October 8, 2024


The humble stitch plays a crucial role in surgery, holding a tear together while tissue heals. Now scientists have created a type of suture that they say can help speed wound healing and reduce the risk of infection.

Researchers in China created a suture that when placed under tension – as occurs during movement – electrically stimulates the wound.

Dr. Chengyi Hou, a co-author of the research from Donghua University, said: “This electrical stimulation suture is a fully biodegradable and self-electrified material. It helps wound healing without any additional approaches, [such as] use external electrical devices.”

Electrical stimulation is known to promote wound healing through a number of mechanisms, including by promoting the migration of cells into the area.

Writing in the journal Nature Communications the team reports how the new sutures are made from a core filament of magnesium wrapped in a biodegradable polymer. It is contained in a sheath made of another biodegradable material.

The team conducted a series of experiments with the suture, involving artificial muscle fibers and rats with wounds.

The results show that when the sutures are stretched and the core moves within the sheath, its components become electrically charged – this is the same process that occurs, for example, when a balloon is rubbed on hair.

“The suture generates electricity by creating opposite charges on the suture’s middle and outer shell when muscles relax and contract, based on the triboelectric effect,” Hou said. “It generates an electric field at the wound site to accelerate wound healing.”

While movement can restrict and hinder how well traditional stitches work, this can be an advantage for the new stitches.

Through experiments in a petri dish, the team found that the rate at which cells migrated to the area around the sutures, and multiplied, increased when an electric field was present compared to when it was not, while electrical stimulation also inhibited bacterial growth reduced.

The researchers also carried out experiments in rats and found that cuts in their muscles held together with the new sutures healed faster than those stitched with regular bioabsorbable sutures, and had less bacteria – something the team notes is important to reduce the risk of post-surgery. infections.

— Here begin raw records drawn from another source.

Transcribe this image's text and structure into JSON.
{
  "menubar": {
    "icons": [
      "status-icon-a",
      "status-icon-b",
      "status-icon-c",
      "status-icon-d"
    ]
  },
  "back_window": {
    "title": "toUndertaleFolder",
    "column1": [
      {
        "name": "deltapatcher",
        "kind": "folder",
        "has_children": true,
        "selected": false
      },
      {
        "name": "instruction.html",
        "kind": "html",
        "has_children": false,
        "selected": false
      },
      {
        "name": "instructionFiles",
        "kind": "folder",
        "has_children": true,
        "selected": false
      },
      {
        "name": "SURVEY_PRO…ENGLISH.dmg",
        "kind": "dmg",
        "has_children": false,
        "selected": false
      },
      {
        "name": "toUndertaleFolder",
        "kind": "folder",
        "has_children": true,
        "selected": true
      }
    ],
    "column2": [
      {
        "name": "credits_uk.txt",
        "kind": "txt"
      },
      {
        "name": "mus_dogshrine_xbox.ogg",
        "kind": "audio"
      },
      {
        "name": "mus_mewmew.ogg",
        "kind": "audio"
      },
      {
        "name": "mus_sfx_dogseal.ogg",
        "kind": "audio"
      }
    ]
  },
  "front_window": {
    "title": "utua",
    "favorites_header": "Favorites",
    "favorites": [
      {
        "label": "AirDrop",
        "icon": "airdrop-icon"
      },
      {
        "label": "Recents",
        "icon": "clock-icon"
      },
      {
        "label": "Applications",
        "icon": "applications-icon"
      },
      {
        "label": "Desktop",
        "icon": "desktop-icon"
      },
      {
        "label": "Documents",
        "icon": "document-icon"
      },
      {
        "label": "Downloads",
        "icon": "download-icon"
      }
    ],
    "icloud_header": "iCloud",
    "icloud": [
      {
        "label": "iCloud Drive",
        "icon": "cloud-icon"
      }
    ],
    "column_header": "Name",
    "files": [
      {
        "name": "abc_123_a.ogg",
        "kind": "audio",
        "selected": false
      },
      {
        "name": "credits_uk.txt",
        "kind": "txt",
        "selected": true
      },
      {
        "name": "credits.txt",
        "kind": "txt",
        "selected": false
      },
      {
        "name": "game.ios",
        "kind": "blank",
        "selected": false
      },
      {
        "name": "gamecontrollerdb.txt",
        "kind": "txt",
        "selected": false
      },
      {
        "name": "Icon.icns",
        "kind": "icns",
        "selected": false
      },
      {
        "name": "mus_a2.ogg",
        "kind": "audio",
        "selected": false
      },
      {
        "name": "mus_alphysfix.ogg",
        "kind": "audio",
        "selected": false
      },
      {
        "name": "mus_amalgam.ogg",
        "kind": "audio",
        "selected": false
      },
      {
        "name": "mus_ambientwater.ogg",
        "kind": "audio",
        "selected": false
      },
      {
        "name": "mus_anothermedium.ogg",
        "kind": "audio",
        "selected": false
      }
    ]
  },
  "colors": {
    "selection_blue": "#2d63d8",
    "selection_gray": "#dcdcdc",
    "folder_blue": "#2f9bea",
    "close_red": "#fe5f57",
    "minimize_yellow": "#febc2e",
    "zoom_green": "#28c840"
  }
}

After 10 days, the wounds were almost completely healed – in contrast to when no sutures or other types of bioabsorbable suture were used. “Tests on rats show that this suture can help wounds heal almost 50% faster by creating an electric field through the object’s natural movements,” Hou said.

The team is conducting clinical trials to test the sutures in humans, adding that the new type of suture has a similar cost to commercial absorbable sutures.

Dr Karen Wright of Lancaster University, who was not involved in the work, said the novelty of the new sutures was that a charge was generated by movement.

“In this way, the benefits are two-fold, as there is no need for external electrical application or battery-powered systems and the material is degradable in situ,” she said.